Lacey put the gift box in her shoulder bag and passed him her empty glass. “Brandy and soda. Or does a girl have to buy her own drinks on her birthday?”
“Brandy and soda coming up,” Keelan said, and waved the empty glass in the air and tried to attract the barman's attention.
“You know, I never did figure you out,” Lacey said.
Her eyes were shining just a little too brightly. Here it comes, he thought. “There's not much to figure.”
“You really hurt me, Keelan.”
“I didn't mean to.”
“What sort of a fucking answer is that?”
The barman returned with another Carlsberg and the brandy and soda. He handed it to her while he rehearsed his lines. “I'm sorry. A guy's meant to perform, right?”

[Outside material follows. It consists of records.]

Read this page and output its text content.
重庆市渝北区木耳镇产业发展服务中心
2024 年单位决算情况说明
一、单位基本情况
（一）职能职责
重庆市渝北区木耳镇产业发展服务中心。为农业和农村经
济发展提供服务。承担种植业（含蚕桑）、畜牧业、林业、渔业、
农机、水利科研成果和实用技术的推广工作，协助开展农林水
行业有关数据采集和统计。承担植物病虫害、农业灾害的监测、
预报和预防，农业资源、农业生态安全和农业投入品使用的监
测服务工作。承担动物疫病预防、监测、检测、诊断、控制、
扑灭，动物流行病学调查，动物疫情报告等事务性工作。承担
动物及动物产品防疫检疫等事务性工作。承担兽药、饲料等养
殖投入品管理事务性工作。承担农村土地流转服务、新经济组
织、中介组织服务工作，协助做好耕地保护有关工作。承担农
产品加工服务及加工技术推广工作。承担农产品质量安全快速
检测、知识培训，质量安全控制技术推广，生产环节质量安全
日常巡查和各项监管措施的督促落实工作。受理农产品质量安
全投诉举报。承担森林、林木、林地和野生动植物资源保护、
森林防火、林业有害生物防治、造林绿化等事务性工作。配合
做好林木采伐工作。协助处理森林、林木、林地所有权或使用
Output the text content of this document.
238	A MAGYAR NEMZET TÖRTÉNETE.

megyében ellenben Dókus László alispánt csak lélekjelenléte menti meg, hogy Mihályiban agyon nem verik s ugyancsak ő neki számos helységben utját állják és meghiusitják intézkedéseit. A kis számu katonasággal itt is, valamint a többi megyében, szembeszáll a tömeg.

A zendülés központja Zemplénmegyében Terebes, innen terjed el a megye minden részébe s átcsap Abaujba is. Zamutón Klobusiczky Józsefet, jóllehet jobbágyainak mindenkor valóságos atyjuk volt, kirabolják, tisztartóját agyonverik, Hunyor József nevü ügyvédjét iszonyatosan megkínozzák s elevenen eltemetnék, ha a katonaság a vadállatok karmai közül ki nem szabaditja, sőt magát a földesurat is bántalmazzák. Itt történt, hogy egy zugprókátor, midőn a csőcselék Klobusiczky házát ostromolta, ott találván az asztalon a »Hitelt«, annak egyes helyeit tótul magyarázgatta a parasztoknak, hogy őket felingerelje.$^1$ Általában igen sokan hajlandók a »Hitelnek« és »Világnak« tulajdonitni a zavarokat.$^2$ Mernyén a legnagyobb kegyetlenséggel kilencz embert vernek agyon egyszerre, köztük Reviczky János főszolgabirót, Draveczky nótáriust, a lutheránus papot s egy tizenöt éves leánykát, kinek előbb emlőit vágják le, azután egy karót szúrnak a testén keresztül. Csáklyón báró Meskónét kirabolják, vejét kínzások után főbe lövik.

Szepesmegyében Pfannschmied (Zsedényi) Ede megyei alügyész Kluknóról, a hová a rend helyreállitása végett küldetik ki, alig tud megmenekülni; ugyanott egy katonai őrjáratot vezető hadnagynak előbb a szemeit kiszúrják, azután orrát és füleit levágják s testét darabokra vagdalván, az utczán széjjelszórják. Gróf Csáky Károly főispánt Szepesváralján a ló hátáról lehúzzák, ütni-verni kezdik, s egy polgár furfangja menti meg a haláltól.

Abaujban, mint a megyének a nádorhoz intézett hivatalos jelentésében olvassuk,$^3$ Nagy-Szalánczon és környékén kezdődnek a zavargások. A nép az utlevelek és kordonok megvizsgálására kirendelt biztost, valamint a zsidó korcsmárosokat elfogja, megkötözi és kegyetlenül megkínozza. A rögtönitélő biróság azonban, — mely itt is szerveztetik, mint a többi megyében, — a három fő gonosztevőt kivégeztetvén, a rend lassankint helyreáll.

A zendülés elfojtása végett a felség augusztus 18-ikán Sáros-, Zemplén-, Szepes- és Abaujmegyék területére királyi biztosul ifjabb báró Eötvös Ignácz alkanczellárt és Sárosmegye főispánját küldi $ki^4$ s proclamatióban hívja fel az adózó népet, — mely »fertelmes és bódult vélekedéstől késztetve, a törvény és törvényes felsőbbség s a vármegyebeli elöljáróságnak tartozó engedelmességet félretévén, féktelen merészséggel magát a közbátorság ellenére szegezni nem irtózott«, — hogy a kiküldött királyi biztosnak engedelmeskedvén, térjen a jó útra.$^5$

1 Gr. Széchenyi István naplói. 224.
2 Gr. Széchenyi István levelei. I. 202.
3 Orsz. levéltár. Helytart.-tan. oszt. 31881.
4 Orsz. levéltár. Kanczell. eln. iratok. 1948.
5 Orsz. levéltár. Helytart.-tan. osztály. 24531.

“Perform,” she said, her voice flat. “You make it sound like a rock concert.”
“Well certainly not hard rock, anyway.”
“I understand stage fright. What hurt was how you dropped me afterwards. Like it was my fault.”
“I never thought it was your fault.”
“I made a fool of myself over you.”
“If anyone looked foolish, I did. A guy's meant to perform any time, any place. If I hurt you, I'm really sorry. I just thought it was ... for the best.”
“I don't make a habit of one night stands, John.”
“I didn't think it might still bother you.”
“In a minute I'm going to kick you in the balls. I'm trained to do that, you know.”
“What do you want me to say?”
“Is this some sort of ego trip? I admit it, Keelan, I fell for your offhand charm. Now you have thirty seconds to say something halfway decent or sensible. I feel a nerve twitching in my knee.”
“I lied to you.”
“You are married.”
“Anna and Caroline ... I told you about my wife and my daughter ...”
“You said it was a car accident.”
He shook his head. “Mac never told you?”
“You know he didn't.”
Keelan took a deep breath. He hated telling this story. People never knew what to say and they always treated him differently afterwards, as if tragedy was contagious. They were unstintingly solicitous but kept him at a safe distance. “If you have to know ... someone put a contract out. On me. The guy came to my house. Only he didn't just whack me.”
He fumbled for his cigarettes in his pocket, remembered he had given up.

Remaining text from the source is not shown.